ThreatModeler introduces Nexus to automate threat modeling with AI governance

ThreatModeler has announced the general availability of ThreatModeler Nexus, an agentic threat modeling platform that brings governed, architecture-aware security to the way modern software is actually built. As AI writes a growing share of production code, the question is no longer whether to threat model, but where and when. ThreatModeler Nexus answers that with a platform built to threat model everything, starting wherever a team already is.

ThreatModeler Nexus pairs a multi-agent system with a deterministic framework, so AI accelerates the work while the platform governs the outcome. A System Mapping Agent builds a system map from architecture artifacts or infers one directly from code.

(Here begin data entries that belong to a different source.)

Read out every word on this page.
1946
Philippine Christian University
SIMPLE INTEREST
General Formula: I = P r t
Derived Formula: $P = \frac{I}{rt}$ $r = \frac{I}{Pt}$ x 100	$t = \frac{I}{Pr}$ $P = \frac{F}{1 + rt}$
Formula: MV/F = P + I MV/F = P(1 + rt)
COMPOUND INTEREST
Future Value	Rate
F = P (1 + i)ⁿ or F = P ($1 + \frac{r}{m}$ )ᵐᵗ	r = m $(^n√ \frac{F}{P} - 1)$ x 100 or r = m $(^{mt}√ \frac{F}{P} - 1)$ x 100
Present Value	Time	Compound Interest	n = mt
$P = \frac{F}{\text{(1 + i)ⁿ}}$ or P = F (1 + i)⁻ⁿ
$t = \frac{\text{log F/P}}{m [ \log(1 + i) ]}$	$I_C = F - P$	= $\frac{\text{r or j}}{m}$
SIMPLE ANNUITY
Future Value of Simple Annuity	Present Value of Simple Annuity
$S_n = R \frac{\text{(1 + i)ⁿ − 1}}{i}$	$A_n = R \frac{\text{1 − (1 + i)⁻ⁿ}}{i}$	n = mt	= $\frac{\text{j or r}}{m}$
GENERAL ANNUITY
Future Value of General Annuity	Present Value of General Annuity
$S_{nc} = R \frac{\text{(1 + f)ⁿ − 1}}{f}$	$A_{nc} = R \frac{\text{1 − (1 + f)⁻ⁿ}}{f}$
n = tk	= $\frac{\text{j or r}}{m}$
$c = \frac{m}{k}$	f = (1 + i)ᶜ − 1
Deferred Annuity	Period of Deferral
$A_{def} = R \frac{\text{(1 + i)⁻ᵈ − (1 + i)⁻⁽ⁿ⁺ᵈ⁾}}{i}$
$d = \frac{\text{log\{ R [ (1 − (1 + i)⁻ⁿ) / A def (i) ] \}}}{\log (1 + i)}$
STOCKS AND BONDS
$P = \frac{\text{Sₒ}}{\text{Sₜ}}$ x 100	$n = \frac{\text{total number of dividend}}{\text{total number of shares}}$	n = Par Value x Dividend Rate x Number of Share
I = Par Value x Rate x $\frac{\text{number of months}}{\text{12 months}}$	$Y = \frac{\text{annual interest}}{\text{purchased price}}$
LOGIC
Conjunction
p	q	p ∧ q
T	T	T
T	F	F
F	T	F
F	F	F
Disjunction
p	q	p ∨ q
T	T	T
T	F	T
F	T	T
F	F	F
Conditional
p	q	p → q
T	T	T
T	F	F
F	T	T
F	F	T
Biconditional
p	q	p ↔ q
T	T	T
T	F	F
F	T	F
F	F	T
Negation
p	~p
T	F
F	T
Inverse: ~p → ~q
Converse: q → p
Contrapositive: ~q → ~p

A Graph Agent grounds that work in each customer’s environment. A Reporting Agent produces audit-ready evidence. All three operate on the Secure Design Graph, the connected representation of components, threats, controls, and compliance mappings that makes the platform a system of record rather than a generator of one-time answers.

The Secure Design Graph is also the answer to what the ThreatModeler and IriusRisk merger created. Neither company alone held the full depth of curated threat, control, and compliance intelligence the Graph now consolidates. ThreatModeler Nexus is the platform built on that combined substrate, and it carries the discipline both companies are known for: invisible to developers in the IDE, native to architects as a secure design control plane, and summarized as enterprise risk for security leaders.

“This is the platform the merger was for,” said Kevin Gallagher, Chief Executive Officer at ThreatModeler. “Two companies brought together a decade of work each, and the result is a Secure Design Graph no one else can rebuild from the outside. Launching it alongside partners across delivery and the public sector is the clearest signal of where this company is headed.”

“Finding flaws in code is cheap now. A frontier model can do it in minutes,” said Ben Oster, Chief Product Officer at ThreatModeler. “The hard part moved to confirming what actually matters, catching what is missing, and proving it to the board. That takes a governed framework and a system of record, not another prompt. That is what ThreatModeler Nexus is built to be.”

ThreatModeler is also actively working with Knox Systems toward achieving FedRAMP authorization, bringing governed agentic threat modeling to federal agencies and the regulated organizations that hold themselves to the same standard.

“Federal teams are under real pressure to adopt AI in security without giving up audibility or control,” said Hemant Baidwan, Executive CISO at Knox. “Achieving FedRAMP authorization through working with Knox allows agencies to bring emerging security capabilities into environments where every decision has to be defensible.”

Enterprises already run ThreatModeler at scale. A global financial services firm reduced threat modeling effort by 50 percent. The platform draws on more than a decade of curated research and 13 granted patents, with 3,500+ security requirements, 1,500+ catalogued threats, 3,000+ modeled components, and 180+ compliance frameworks behind every model.

Recent industry research underscores the timing: for AI-generated code, threat modeling happens before the code is written 31 percent of the time, during 45 percent, and after 24 percent. (Source: Hanover Research, 2026, n=250.)